Но на борту «Кристины» матросы играли на гармонике, оттуда слышались и девичьи голоса — там танцевали и гуляли вовсю, несмотря на то что Платен умер.
Мама затворила окно.
— Ты, Йохан, мог бы все же позаботиться, чтобы сегодня этого не было!
Отец стоял, заложив большие пальцы в проймы жилета, с потухшей трубкой в зубах.
— Право, не стоит так сокрушаться из-за того лишь, что этот несчастный шалбер наконец-то достиг своей цели.
— О какой цели ты говоришь, Йохан?
— Вот об этой самой — упиться до смерти. Будем надеяться, что это, по крайней мере, послужит уроком твоему шалопаю братцу!
Ты украдкой взглядываешь на Маму, видишь боль в ее глазах — и острая жалость пронзает тебя, жалость, которой ты в то же время немного стыдишься.
Платена хоронили ветреным воскресным днем, светило солнце, и по небу плыли кучевые облака. Летний ветер трепал кладбищенскую траву и кусты, раздувал подол пасторского облачения — пастору приходилось, как чопорной девице, придерживать его рукою, — а псалмопение долетало до слуха волнами и то звучало оглушительно громко, то вовсе стихало, уносясь в глубокую синь за оградой кладбища. Напоследок женский хор Дяди Ханса исполнил шведскую песню «Жизнь моя — волна морская».
Многие прослезились, а сам ты вынужден был изо всех сил стиснуть зубы, чтобы не выдать своего душевного волнения. Но причиною твоего горя был все же не столько Платен, сколько нечто совсем другое. Ибо как раз в тот день ты узнал, что Меррит скоро уедет. Ее отцу, последнее время плававшему капитаном на «Кристине», предстояло теперь стать капитаном другого судна, гораздо больше «Кристины», которое ходит в Вест-Индию, и жена и дочь должны были переселиться вместе с ним в Копенгаген.

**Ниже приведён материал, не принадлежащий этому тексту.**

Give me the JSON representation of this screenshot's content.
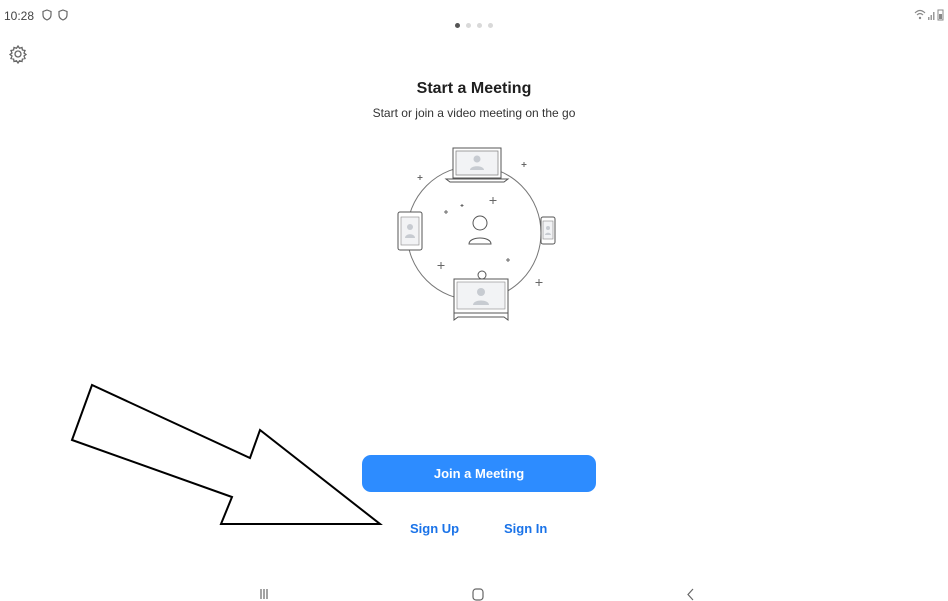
{
  "status_bar": {
    "time": "10:28",
    "notification_icons": [
      "shield-icon",
      "shield-icon"
    ],
    "right_icons": [
      "wifi-icon",
      "signal-icon",
      "battery-icon"
    ]
  },
  "toolbar": {
    "settings_icon": "gear-icon"
  },
  "pager": {
    "count": 4,
    "active_index": 0
  },
  "onboarding": {
    "title": "Start a Meeting",
    "subtitle": "Start or join a video meeting on the go"
  },
  "actions": {
    "join_label": "Join a Meeting",
    "signup_label": "Sign Up",
    "signin_label": "Sign In"
  },
  "colors": {
    "accent": "#2d8cff",
    "link": "#1a73e8"
  },
  "nav_bar": {
    "icons": [
      "recent-apps-icon",
      "home-icon",
      "back-icon"
    ]
  }
}
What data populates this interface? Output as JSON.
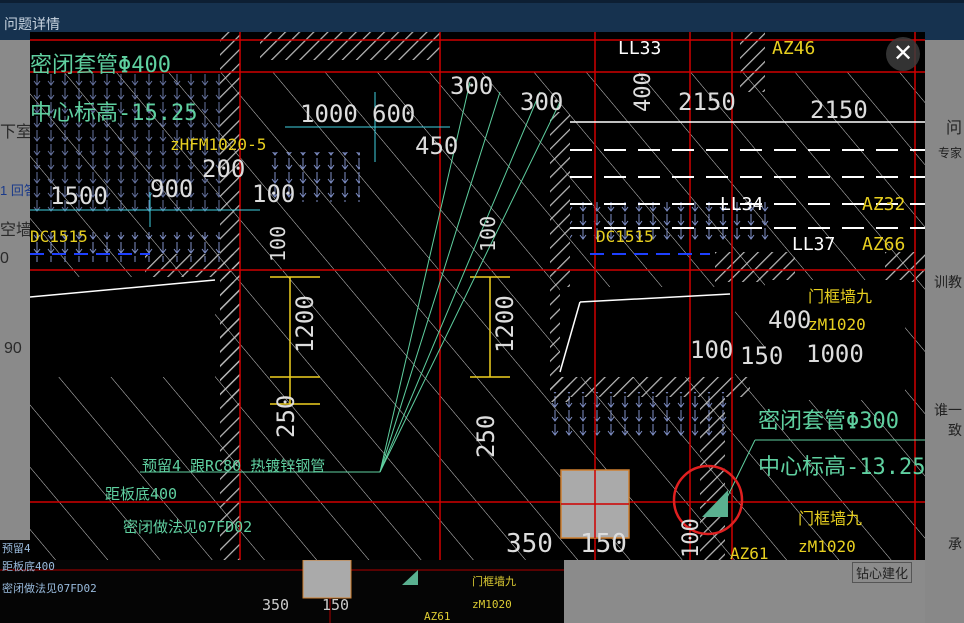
{
  "page": {
    "title": "问题详情",
    "left_stubs": [
      "下室",
      "1 回答",
      "空墙",
      "0",
      "90"
    ],
    "right_stubs": [
      "问",
      "专家",
      "训教",
      "谁一",
      "致",
      "承"
    ],
    "bottom_stub": "钻心建化"
  },
  "drawing": {
    "labels_green": [
      {
        "id": "seal-sleeve-1",
        "text": "密闭套管Φ400"
      },
      {
        "id": "center-elev-1",
        "text": "中心标高-15.25"
      },
      {
        "id": "seal-sleeve-2",
        "text": "密闭套管Φ300"
      },
      {
        "id": "center-elev-2",
        "text": "中心标高-13.25"
      },
      {
        "id": "reserve-pipe",
        "text": "预留4 跟RC80 热镀锌钢管"
      },
      {
        "id": "board-bottom",
        "text": "距板底400"
      },
      {
        "id": "seal-method",
        "text": "密闭做法见07FD02"
      }
    ],
    "labels_yellow": [
      {
        "id": "door-hfm",
        "text": "zHFM1020-5"
      },
      {
        "id": "dc1515-left",
        "text": "DC1515"
      },
      {
        "id": "dc1515-mid",
        "text": "DC1515"
      },
      {
        "id": "az46",
        "text": "AZ46"
      },
      {
        "id": "az32",
        "text": "AZ32"
      },
      {
        "id": "az66",
        "text": "AZ66"
      },
      {
        "id": "door-frame-1",
        "text": "门框墙九"
      },
      {
        "id": "door-m1020-1",
        "text": "zM1020"
      },
      {
        "id": "door-frame-2",
        "text": "门框墙九"
      },
      {
        "id": "door-m1020-2",
        "text": "zM1020"
      },
      {
        "id": "az61",
        "text": "AZ61"
      }
    ],
    "labels_white": [
      {
        "id": "ll33",
        "text": "LL33"
      },
      {
        "id": "ll34",
        "text": "LL34"
      },
      {
        "id": "ll37",
        "text": "LL37"
      }
    ],
    "dimensions": [
      {
        "id": "d1000",
        "text": "1000"
      },
      {
        "id": "d600",
        "text": "600"
      },
      {
        "id": "d300a",
        "text": "300"
      },
      {
        "id": "d300b",
        "text": "300"
      },
      {
        "id": "d450",
        "text": "450"
      },
      {
        "id": "d200",
        "text": "200"
      },
      {
        "id": "d1500",
        "text": "1500"
      },
      {
        "id": "d900",
        "text": "900"
      },
      {
        "id": "d100a",
        "text": "100"
      },
      {
        "id": "d100b",
        "text": "100"
      },
      {
        "id": "d100c",
        "text": "100"
      },
      {
        "id": "d1200a",
        "text": "1200"
      },
      {
        "id": "d1200b",
        "text": "1200"
      },
      {
        "id": "d250a",
        "text": "250"
      },
      {
        "id": "d250b",
        "text": "250"
      },
      {
        "id": "d400a",
        "text": "400"
      },
      {
        "id": "d2150a",
        "text": "2150"
      },
      {
        "id": "d2150b",
        "text": "2150"
      },
      {
        "id": "d400b",
        "text": "400"
      },
      {
        "id": "d150a",
        "text": "150"
      },
      {
        "id": "d1000b",
        "text": "1000"
      },
      {
        "id": "d100d",
        "text": "100"
      },
      {
        "id": "d350",
        "text": "350"
      },
      {
        "id": "d150b",
        "text": "150"
      },
      {
        "id": "d100e",
        "text": "100"
      }
    ]
  },
  "thumb": {
    "labels": [
      "预留4",
      "距板底400",
      "密闭做法见07FD02",
      "350",
      "150",
      "门框墙九",
      "zM1020",
      "AZ61"
    ]
  },
  "close_label": "✕"
}
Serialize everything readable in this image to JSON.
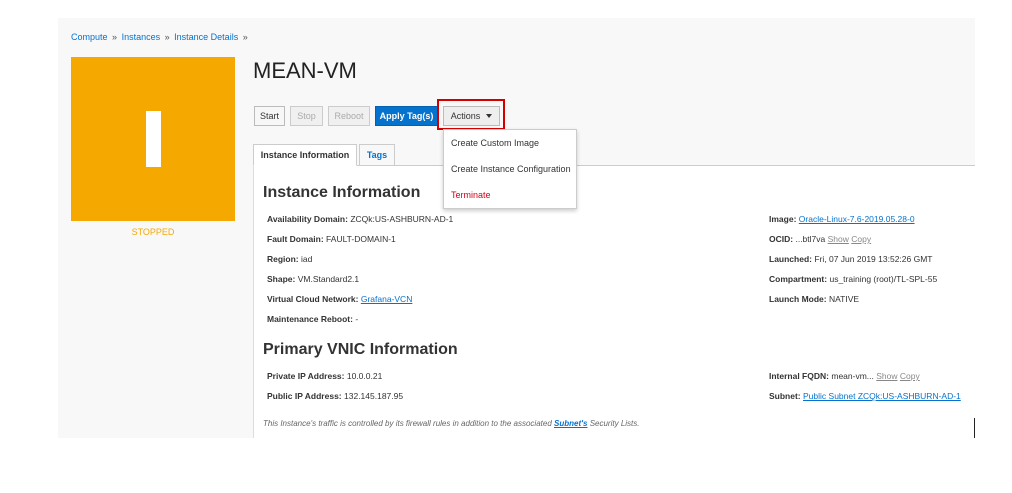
{
  "breadcrumb": {
    "items": [
      "Compute",
      "Instances",
      "Instance Details"
    ],
    "separator": "»"
  },
  "instance": {
    "letter": "I",
    "status": "STOPPED",
    "name": "MEAN-VM"
  },
  "colors": {
    "tile": "#f5a800",
    "primary": "#0572ce",
    "danger": "#d0021b",
    "highlight": "#d40000"
  },
  "buttons": {
    "start": "Start",
    "stop": "Stop",
    "reboot": "Reboot",
    "apply_tags": "Apply Tag(s)",
    "actions": "Actions"
  },
  "actions_menu": {
    "items": [
      "Create Custom Image",
      "Create Instance Configuration",
      "Terminate"
    ]
  },
  "tabs": [
    "Instance Information",
    "Tags"
  ],
  "instance_info": {
    "heading": "Instance Information",
    "left": [
      {
        "label": "Availability Domain:",
        "value": "ZCQk:US-ASHBURN-AD-1"
      },
      {
        "label": "Fault Domain:",
        "value": "FAULT-DOMAIN-1"
      },
      {
        "label": "Region:",
        "value": "iad"
      },
      {
        "label": "Shape:",
        "value": "VM.Standard2.1"
      },
      {
        "label": "Virtual Cloud Network:",
        "value": "Grafana-VCN"
      },
      {
        "label": "Maintenance Reboot:",
        "value": "-"
      }
    ],
    "right": [
      {
        "label": "Image:",
        "value": "Oracle-Linux-7.6-2019.05.28-0"
      },
      {
        "label": "OCID:",
        "value": "...btl7va",
        "show": "Show",
        "copy": "Copy"
      },
      {
        "label": "Launched:",
        "value": "Fri, 07 Jun 2019 13:52:26 GMT"
      },
      {
        "label": "Compartment:",
        "value": "us_training (root)/TL-SPL-55"
      },
      {
        "label": "Launch Mode:",
        "value": "NATIVE"
      }
    ]
  },
  "vnic_info": {
    "heading": "Primary VNIC Information",
    "left": [
      {
        "label": "Private IP Address:",
        "value": "10.0.0.21"
      },
      {
        "label": "Public IP Address:",
        "value": "132.145.187.95"
      }
    ],
    "right": [
      {
        "label": "Internal FQDN:",
        "value": "mean-vm...",
        "show": "Show",
        "copy": "Copy"
      },
      {
        "label": "Subnet:",
        "value": "Public Subnet ZCQk:US-ASHBURN-AD-1"
      }
    ]
  },
  "footnote": {
    "before": "This Instance's traffic is controlled by its firewall rules in addition to the associated ",
    "link": "Subnet's",
    "after": " Security Lists."
  }
}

И, однако, тогда ты еще не успел по-настоящему осознать, что вот-вот разлучишься с Меррит и ваши с ней пути разойдутся, быть может, навсегда. После похорон ты побрел по полям к Ивовой Роще; там ты лег на траву и, глядя в плывущее над тобою небо, предался… да, чему ж ты предался?

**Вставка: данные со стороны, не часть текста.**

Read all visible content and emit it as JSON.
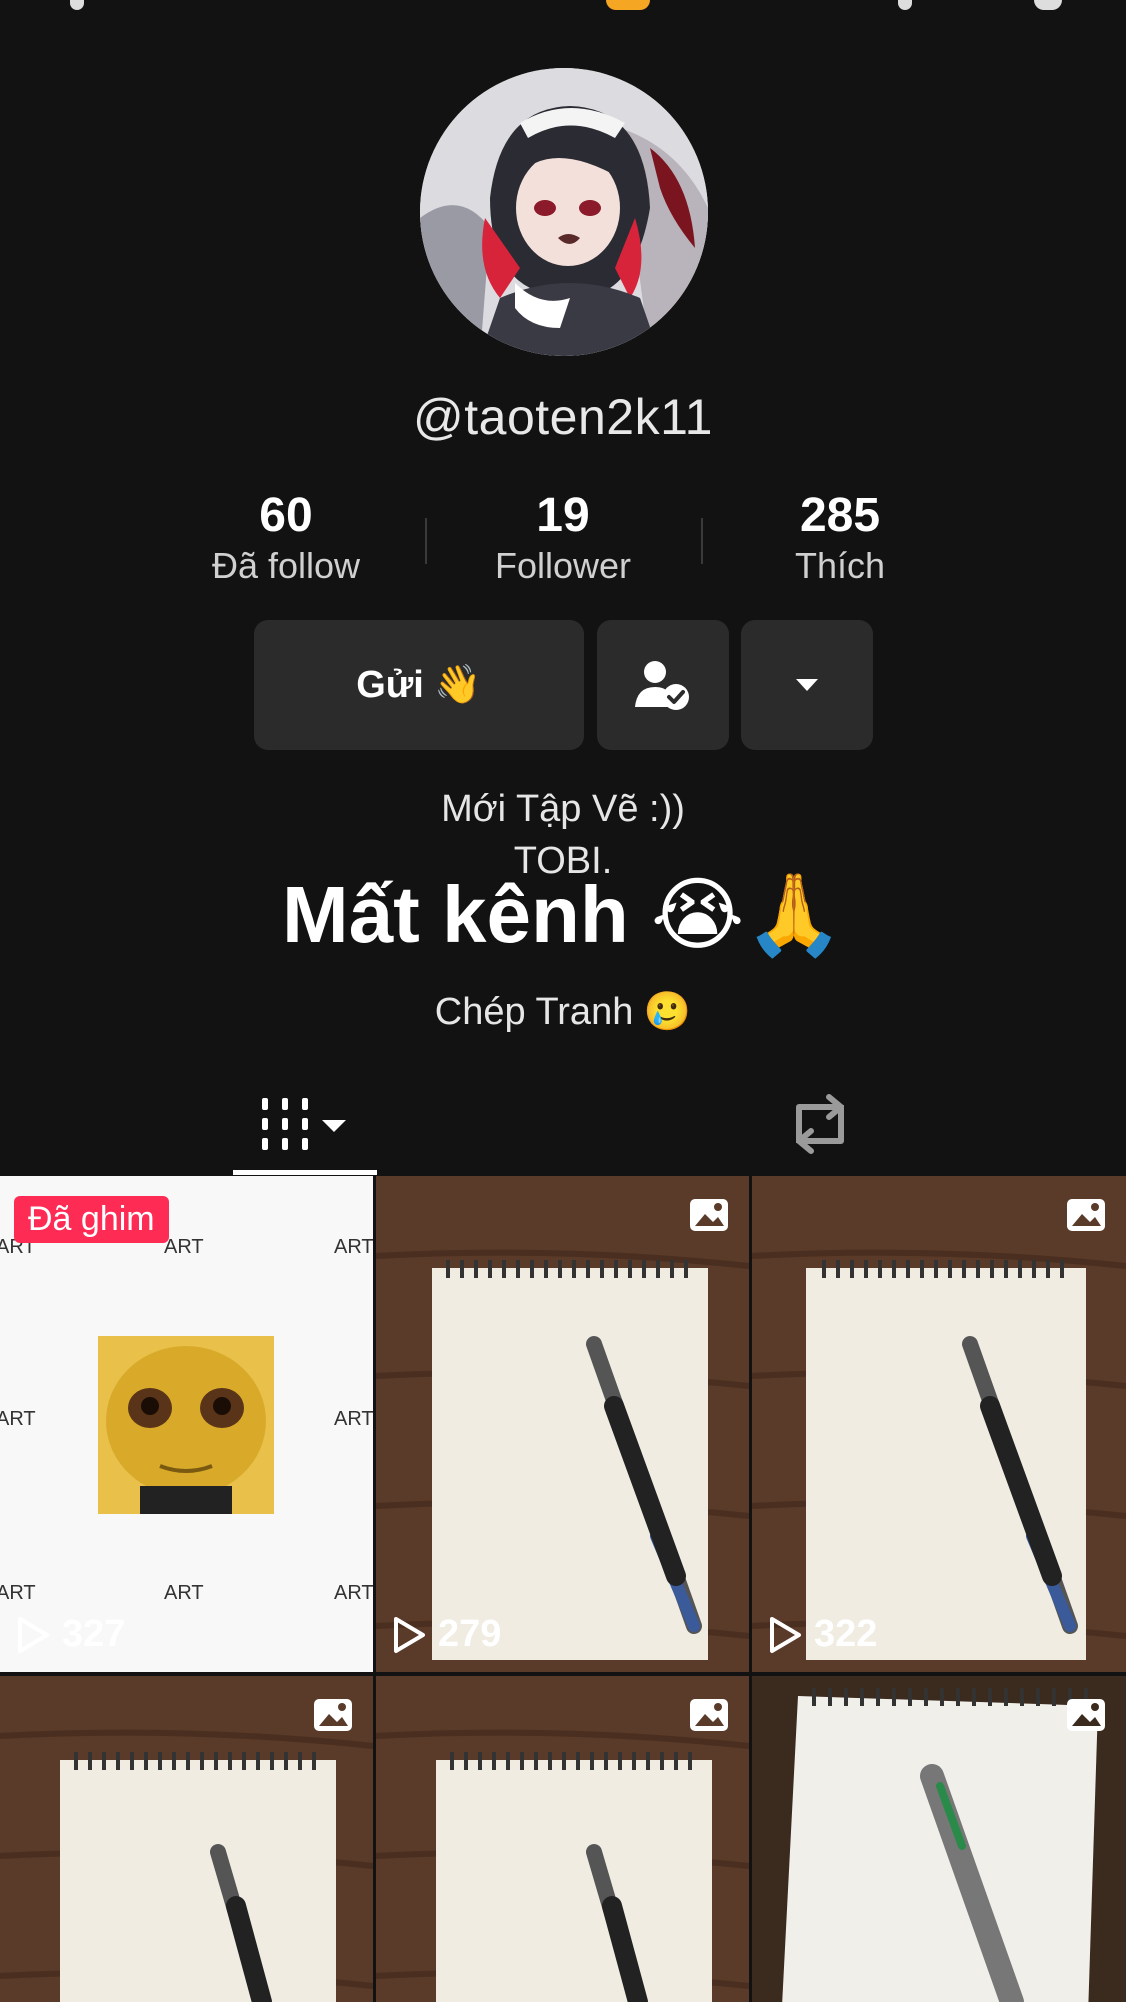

Некоему наслаждению с примесью страдания, так можно бы, пожалуй, это назвать, бросив на прошлое старчески умудренный взгляд, — воистину справедливы слова, что единственная по-настоящему счастливая любовь — это любовь несчастная.
Но тогда ничего такого, конечно, не приходило тебе в голову. Тогда голова твоя была полна жаркими мечтами и прекрасными грезами… Видишь, вон она идет, в летнем платье, с ветром в волосах. (Правдоподобно, хотя и не совсем, ибо она уже стала игрушкой в руках мифа!)
— Меррит! Ты пришла?
— Да, ведь я так и знала, что ты здесь!
И она садится рядом в траву, улыбаясь, но глаза у нее красные, заплаканные. Ты берешь ее руки в свои.
— Меррит! Я так и знал, что ты придешь!
(Ах, тут все ложь, сладкая ложь, которая, подобно украденному плоду, успевает увянуть еще до того, как ею насладишься.)
— Амальд! Ну поцелуй же меня! Вот так! У-у-у… ты паришь, паришь вдвоем с твоей Девой!
(Это уже не совсем ложь!)
И вот мы парим летним днем в предвечерний час, под нами волнуются луга, кивая головками бесчисленных цветов, дальше, за лугами, шелестят вереском темные пустоши… мы летим на запад, туда, где раскинулось вскипающее пеной бескрайнее море. (А тут вдруг весь этот вымысел разом перерос в правду, да, в правду, ибо теперь он достиг сверхреальных масштабов Поэзии!)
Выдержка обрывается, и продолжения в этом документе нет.